The roadshow ahead of the largest technology IPO in history officially gets underway today in New York. Facebook executives will meet with investment banks, large money management firms and private investors to generate money and drum up hype leading to their expected initial public offering on May 18th. The social media king —which will list under ticker symbol (FB)— is targeting a share price range from $28 to $35 a piece, giving the company an implied valuation between $77 billion to $96 billion.
The question facing investors large and small is whether the high valuation will pay off after the hype settles down.
Last month Facebook filed their first public quarterly earnings report, showing a dip in sales and profit. Total revenues came in light at $1.06 billion for the first-quarter versus $1.3 billion in Q4. For IPO watchers like Francis Gaskins of IPODesktop.com, these numbers are a flashing warning sign.

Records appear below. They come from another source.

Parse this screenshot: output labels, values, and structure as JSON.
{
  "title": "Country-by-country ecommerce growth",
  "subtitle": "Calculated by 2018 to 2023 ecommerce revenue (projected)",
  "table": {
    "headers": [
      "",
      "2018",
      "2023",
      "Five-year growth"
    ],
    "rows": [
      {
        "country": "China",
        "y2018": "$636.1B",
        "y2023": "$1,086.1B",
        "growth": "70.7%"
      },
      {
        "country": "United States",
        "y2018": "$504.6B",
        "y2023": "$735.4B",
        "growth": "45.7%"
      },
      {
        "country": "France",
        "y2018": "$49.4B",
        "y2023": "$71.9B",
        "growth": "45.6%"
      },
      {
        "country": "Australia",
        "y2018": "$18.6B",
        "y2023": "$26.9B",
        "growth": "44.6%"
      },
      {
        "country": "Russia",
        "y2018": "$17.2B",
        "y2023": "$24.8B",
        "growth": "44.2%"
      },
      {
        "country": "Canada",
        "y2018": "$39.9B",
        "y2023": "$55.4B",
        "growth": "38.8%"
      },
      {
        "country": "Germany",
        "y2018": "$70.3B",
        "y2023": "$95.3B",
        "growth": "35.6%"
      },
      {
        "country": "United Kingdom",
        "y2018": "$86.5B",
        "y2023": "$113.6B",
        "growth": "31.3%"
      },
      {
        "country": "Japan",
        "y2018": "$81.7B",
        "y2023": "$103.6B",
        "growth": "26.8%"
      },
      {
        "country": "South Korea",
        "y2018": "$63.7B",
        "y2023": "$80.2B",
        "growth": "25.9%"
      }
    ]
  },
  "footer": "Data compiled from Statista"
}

"What a lot of people don't realize is they missed their (earnings) estimates," he states, also pointing out that 2011's total revenue of $3.7 billion was significantly weaker than the $4.3 billion estimate.

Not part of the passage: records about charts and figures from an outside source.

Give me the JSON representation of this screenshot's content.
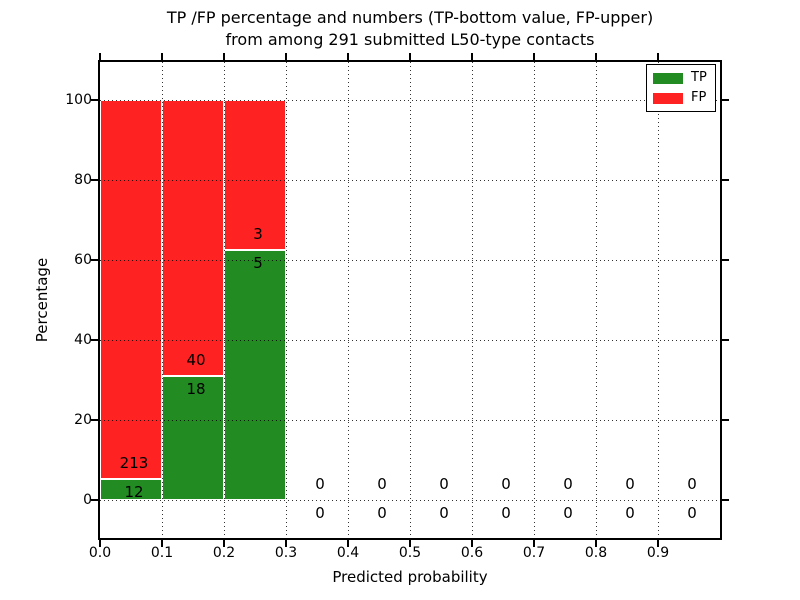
{
  "title": {
    "line1": "TP /FP percentage and numbers (TP-bottom value, FP-upper)",
    "line2": "from among 291 submitted L50-type contacts"
  },
  "axes": {
    "xlabel": "Predicted probability",
    "ylabel": "Percentage",
    "x_tick_labels": [
      "0.0",
      "0.1",
      "0.2",
      "0.3",
      "0.4",
      "0.5",
      "0.6",
      "0.7",
      "0.8",
      "0.9"
    ],
    "y_tick_labels": [
      "0",
      "20",
      "40",
      "60",
      "80",
      "100"
    ],
    "y_tick_values": [
      0,
      20,
      40,
      60,
      80,
      100
    ]
  },
  "legend": {
    "entries": [
      {
        "label": "TP",
        "color": "#228b22"
      },
      {
        "label": "FP",
        "color": "#ff2222"
      }
    ]
  },
  "chart_data": {
    "type": "bar",
    "subtype": "stacked-percentage",
    "title": "TP /FP percentage and numbers (TP-bottom value, FP-upper) from among 291 submitted L50-type contacts",
    "xlabel": "Predicted probability",
    "ylabel": "Percentage",
    "total_contacts": 291,
    "xlim": [
      0.0,
      1.0
    ],
    "ylim": [
      -10,
      110
    ],
    "grid": true,
    "grid_style": "dotted",
    "legend_position": "upper right",
    "colors": {
      "tp": "#228b22",
      "fp": "#ff2222"
    },
    "bins": [
      {
        "range": [
          0.0,
          0.1
        ],
        "tp_count": 12,
        "fp_count": 213,
        "tp_pct": 5.33,
        "fp_pct": 94.67
      },
      {
        "range": [
          0.1,
          0.2
        ],
        "tp_count": 18,
        "fp_count": 40,
        "tp_pct": 31.03,
        "fp_pct": 68.97
      },
      {
        "range": [
          0.2,
          0.3
        ],
        "tp_count": 5,
        "fp_count": 3,
        "tp_pct": 62.5,
        "fp_pct": 37.5
      },
      {
        "range": [
          0.3,
          0.4
        ],
        "tp_count": 0,
        "fp_count": 0,
        "tp_pct": 0,
        "fp_pct": 0
      },
      {
        "range": [
          0.4,
          0.5
        ],
        "tp_count": 0,
        "fp_count": 0,
        "tp_pct": 0,
        "fp_pct": 0
      },
      {
        "range": [
          0.5,
          0.6
        ],
        "tp_count": 0,
        "fp_count": 0,
        "tp_pct": 0,
        "fp_pct": 0
      },
      {
        "range": [
          0.6,
          0.7
        ],
        "tp_count": 0,
        "fp_count": 0,
        "tp_pct": 0,
        "fp_pct": 0
      },
      {
        "range": [
          0.7,
          0.8
        ],
        "tp_count": 0,
        "fp_count": 0,
        "tp_pct": 0,
        "fp_pct": 0
      },
      {
        "range": [
          0.8,
          0.9
        ],
        "tp_count": 0,
        "fp_count": 0,
        "tp_pct": 0,
        "fp_pct": 0
      },
      {
        "range": [
          0.9,
          1.0
        ],
        "tp_count": 0,
        "fp_count": 0,
        "tp_pct": 0,
        "fp_pct": 0
      }
    ]
  }
}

"There's no growth there right now based on the numbers. They're basically trying to reinvent themselves, saying 'trust me' they can monetize their 901 million users," says Gaskins. "But they don't really have a track record of success with their new endeavors."

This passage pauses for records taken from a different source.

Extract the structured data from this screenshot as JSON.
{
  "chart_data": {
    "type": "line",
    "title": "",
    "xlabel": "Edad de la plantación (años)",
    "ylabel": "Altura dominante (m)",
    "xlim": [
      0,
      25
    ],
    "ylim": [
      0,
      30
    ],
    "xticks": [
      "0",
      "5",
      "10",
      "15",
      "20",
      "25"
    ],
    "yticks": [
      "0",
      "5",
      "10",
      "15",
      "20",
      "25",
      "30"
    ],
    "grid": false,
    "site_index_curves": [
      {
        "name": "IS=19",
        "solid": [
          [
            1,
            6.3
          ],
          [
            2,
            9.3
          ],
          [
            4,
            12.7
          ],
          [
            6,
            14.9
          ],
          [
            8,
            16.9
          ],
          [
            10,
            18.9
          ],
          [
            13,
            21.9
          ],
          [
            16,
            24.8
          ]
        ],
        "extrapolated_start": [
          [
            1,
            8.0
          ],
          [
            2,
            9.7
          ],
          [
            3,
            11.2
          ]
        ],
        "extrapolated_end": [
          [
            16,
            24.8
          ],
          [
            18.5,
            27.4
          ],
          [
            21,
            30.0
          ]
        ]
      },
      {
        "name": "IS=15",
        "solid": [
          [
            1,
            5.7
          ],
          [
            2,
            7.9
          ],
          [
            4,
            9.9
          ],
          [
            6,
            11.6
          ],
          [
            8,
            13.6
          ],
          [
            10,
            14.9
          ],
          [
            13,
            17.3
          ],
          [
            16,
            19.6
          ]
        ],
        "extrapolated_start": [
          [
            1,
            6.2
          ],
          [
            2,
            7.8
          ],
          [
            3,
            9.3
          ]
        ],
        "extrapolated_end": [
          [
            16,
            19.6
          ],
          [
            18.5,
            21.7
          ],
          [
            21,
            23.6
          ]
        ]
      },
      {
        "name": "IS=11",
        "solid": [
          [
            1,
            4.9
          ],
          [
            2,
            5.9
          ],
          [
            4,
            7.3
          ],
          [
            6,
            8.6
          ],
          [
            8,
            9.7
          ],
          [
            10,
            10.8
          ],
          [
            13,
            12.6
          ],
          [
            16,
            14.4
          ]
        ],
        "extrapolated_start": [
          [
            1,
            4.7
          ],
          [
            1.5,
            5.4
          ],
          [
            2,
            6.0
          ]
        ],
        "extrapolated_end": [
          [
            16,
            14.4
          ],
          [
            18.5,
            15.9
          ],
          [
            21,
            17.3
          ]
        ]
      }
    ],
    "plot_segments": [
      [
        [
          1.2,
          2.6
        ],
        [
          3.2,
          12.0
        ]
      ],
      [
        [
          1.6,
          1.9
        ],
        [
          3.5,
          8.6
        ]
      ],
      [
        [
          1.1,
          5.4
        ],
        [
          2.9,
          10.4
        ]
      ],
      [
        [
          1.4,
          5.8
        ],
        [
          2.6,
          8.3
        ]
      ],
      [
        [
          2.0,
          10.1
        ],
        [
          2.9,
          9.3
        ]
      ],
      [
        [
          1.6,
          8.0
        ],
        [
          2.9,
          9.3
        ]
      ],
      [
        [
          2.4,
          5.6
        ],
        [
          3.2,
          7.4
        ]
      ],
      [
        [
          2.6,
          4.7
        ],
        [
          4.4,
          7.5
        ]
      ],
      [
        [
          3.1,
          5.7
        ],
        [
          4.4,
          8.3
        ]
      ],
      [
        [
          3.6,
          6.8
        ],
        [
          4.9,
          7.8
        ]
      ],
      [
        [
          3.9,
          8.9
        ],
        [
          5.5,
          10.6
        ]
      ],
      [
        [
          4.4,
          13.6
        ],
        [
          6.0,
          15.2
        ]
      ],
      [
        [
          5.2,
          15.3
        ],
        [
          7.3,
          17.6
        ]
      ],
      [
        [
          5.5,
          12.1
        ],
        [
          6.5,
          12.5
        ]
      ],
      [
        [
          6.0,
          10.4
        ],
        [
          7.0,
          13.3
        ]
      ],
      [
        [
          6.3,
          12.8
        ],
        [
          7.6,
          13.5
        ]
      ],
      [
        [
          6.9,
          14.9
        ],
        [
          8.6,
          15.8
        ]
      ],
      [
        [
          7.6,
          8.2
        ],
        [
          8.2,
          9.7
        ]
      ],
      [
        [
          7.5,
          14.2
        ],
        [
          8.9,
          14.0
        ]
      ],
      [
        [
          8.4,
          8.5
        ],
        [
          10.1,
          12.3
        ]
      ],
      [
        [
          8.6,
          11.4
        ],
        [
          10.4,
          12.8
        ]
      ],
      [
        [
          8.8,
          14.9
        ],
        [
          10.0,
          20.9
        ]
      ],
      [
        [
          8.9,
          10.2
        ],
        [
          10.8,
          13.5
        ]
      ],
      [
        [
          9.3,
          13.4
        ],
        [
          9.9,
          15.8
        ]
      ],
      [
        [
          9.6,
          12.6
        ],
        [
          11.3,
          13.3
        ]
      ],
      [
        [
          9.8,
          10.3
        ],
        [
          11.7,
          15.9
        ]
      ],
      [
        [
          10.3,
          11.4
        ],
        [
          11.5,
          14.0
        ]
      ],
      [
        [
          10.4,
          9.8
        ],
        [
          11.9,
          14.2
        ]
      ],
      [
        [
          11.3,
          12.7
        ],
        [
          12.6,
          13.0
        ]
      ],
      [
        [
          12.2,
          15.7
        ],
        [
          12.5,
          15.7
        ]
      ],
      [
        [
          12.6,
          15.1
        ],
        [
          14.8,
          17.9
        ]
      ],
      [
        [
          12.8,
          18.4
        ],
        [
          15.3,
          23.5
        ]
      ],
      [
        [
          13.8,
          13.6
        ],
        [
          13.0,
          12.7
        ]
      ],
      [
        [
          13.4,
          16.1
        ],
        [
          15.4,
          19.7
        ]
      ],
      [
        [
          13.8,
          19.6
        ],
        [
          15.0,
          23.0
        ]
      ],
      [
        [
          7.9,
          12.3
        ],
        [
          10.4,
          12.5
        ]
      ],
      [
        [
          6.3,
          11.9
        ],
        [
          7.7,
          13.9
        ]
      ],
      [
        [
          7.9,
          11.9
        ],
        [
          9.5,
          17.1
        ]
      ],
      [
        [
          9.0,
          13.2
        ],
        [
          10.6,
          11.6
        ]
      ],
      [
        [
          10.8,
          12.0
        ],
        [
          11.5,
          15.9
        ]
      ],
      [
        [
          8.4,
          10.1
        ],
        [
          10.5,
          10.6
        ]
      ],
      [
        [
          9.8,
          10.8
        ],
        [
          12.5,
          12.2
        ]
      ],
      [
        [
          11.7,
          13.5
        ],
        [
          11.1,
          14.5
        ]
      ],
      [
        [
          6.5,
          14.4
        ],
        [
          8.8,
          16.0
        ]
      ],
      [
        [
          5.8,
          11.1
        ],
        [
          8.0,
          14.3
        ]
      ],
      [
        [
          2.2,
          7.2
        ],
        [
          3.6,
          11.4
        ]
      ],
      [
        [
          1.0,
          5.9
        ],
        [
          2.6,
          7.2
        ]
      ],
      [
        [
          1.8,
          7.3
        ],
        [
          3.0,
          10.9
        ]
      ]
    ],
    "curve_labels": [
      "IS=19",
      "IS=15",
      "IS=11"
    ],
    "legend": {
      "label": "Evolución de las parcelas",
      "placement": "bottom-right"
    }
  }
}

Gaskins believes eventually the earnings numbers, and maybe more knee-jerk acquisitions, will catch up. But that's not until after the roadshow, the IPO, and a couple of weeks of obsessively tracking FB's share price. He describes investor appetite right now as "almost religious," and that's exactly what Facebook is trying to capitalize on. The company wants their "over-enthusiatic users" to buy, hold, and never sell.
"And then you have the other people who are skeptical, hardcore analysts that want to see a little proof before they buy the projections," he explains. "So there's a real push-pull."